Accessing My Vault with Telegram

I can now send a Telegram message and have Claude edit my Obsidian vault — from anywhere, on any device, without opening my laptop.

The Problem

Obsidian is great on desktop. On mobile, it’s tolerable. But the moment you want to do anything beyond opening a note and typing, it falls apart — no scripting, no automation, no real way to run vault pipelines on the go.

I wanted something closer to how a second brain should work: you tell it something, it remembers it properly, organises it, and surfaces it back when relevant. Not a glorified folder of markdown files.

The missing piece wasn’t storage or sync. It was a conversational interface with actual intelligence behind it.

The Solution

Run Claude 24/7 on the NAS, inside a Docker container, mounted directly onto the Obsidian vault. Connect it to a Telegram bot. Now I have a persistent AI that has full read/write access to my notes — accessible from my phone at any time.

This isn’t using an API. It’s running the Claude terminal itself, with Telegram as the input channel. That distinction matters — it means Claude has access to all its tools (file edits, search, skill execution), not just text generation.

p.s. this is version 1 of the Home Lab Architecture

Architecture

Four layers, each with a specific job:

1. Real-time vault replication via CouchDB Obsidian Self-hosted LiveSync replicates the vault across all devices — Macbook, iPhone — via CouchDB running on the NAS. Any device that opens Obsidian pulls the master copy instantly.

2. Headless LiveSync CLI A headless LiveSync instance runs inside Docker, keeping the Claude container’s local copy of the vault in sync with CouchDB. When I write a note on mobile, it propagates to the container. When Claude edits a file, it propagates back out to all my devices.

3. Claude in Docker, mounted on the vault Claude runs as a persistent container with the vault directory mounted as a volume (markdown files only — CouchDB wasn’t viable here, hence the headless sync approach). It starts with claude --channels plugin:telegram@claude-plugins-official and stays alive.

4. Telegram as the interface Messages to the bot arrive as channel events in Claude’s session. Claude reads the vault, makes edits, replies — all within the same conversation context.

[Telegram message]
        ↓
[Claude (Docker on NAS)]
        ↓
[Edit vault files]
        ↓
[Headless LiveSync → CouchDB]
        ↓
[All Obsidian clients pick up change]

Getting It Running

The setup was more painful than expected. A few things that caught me:

Cross-device auth: Claude authenticates on MacOS first. Porting the config to Linux (inside Docker) breaks the Telegram plugin path — the plugin references MacOS-style paths.
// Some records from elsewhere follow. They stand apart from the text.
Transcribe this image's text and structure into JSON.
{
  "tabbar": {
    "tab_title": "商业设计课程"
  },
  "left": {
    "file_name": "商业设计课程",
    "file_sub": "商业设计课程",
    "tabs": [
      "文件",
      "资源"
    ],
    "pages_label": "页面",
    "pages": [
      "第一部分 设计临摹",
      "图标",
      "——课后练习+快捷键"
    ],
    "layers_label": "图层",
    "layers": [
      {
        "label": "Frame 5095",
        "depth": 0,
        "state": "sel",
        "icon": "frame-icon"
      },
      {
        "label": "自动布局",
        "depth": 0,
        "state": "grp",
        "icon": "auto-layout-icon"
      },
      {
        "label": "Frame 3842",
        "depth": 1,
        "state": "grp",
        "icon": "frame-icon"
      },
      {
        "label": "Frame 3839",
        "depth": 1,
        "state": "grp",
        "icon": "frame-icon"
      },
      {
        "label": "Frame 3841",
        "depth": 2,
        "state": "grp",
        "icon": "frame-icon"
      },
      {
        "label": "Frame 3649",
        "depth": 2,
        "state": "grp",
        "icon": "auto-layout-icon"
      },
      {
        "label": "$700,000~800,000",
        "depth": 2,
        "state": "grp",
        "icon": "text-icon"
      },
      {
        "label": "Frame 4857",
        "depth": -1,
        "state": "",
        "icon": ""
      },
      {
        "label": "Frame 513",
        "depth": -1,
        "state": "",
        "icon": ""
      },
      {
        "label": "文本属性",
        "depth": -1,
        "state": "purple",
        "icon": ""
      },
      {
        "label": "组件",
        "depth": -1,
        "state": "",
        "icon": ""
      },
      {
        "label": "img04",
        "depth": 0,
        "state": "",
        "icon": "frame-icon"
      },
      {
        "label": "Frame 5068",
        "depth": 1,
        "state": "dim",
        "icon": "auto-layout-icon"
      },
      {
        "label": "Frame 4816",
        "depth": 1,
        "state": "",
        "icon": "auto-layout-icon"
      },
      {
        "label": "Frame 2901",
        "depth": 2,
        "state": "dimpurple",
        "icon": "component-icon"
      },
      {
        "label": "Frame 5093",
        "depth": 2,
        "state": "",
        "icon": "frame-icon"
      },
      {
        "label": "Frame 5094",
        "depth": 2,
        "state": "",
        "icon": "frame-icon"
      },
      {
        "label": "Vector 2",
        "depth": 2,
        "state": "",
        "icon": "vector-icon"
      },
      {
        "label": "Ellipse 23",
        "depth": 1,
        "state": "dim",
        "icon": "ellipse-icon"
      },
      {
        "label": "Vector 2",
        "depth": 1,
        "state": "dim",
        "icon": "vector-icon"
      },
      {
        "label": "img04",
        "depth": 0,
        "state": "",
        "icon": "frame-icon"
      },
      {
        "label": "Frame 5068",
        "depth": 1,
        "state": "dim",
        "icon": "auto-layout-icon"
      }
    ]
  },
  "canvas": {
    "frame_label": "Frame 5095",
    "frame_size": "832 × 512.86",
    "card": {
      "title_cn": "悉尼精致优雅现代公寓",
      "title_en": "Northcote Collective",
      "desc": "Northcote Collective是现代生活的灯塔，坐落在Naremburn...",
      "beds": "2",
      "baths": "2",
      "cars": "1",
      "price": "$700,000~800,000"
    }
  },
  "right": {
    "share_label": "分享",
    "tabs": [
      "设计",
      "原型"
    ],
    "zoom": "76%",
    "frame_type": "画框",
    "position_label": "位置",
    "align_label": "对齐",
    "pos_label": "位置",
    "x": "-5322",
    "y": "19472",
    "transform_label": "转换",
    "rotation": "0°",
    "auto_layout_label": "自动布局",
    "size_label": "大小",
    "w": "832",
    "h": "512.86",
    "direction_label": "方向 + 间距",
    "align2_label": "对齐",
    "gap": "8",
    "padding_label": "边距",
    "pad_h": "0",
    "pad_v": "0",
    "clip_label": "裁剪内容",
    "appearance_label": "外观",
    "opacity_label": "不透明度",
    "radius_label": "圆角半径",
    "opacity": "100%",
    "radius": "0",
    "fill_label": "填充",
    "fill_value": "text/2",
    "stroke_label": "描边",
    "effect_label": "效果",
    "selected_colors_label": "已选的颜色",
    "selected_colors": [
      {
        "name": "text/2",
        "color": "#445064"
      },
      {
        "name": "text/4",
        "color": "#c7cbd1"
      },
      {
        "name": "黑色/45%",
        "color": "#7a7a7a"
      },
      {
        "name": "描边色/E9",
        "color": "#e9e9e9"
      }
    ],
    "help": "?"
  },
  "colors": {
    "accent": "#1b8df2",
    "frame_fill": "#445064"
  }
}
Fix: volume-map both .claude.json and the entire .claude/ config directory into the container.

Interactive OAuth doesn’t work in a container: The OAuth flow tries to open a browser link, which doesn’t work headlessly. The workaround was claude setup-token to generate a 1-year access token — no interactive login required.

Plugin reinstall: After the cross-device config port, the Telegram plugin needed to be reinstalled inside the container to fix its path resolution.

RAM cap: The container is capped at 2GB to protect the NAS’s 8GB total. Hasn’t been a problem in practice.

What This Unlocks

The goal isn’t just “edit notes from my phone.” It’s the foundation for a self-improving knowledge pipeline:

  • Inbox processing: dump rough notes via Telegram, Claude refines and files them into the right vault directory
  • Vault queries: ask questions, get answers grounded in my actual notes
  • Weekly summaries: trigger a state-of-the-brain report without touching the laptop
  • Skill execution: run vault cleanup, index generation, or any other pipeline skill on demand

This is roughly what tools like OpenClaw aim for — but without handing over API keys or trusting a third-party service with the vault. The intelligence runs locally (on the NAS), the interface is Telegram, and the data never leaves the home lab.

Current Limitations

Conflict resolution is manual. If Claude edits a file while another Obsidian client has it open, CouchDB registers a conflict. The next time any client syncs, Obsidian surfaces the conflict for manual resolution. For now it’s manageable — conflicts are rare in practice — but it’s the main rough edge in the flow.

Access is also restricted to a single allowed user (me) for now. Expanding that requires explicit allowlist configuration.

The basic functionality is working. The pipeline is real. Everything else is polish.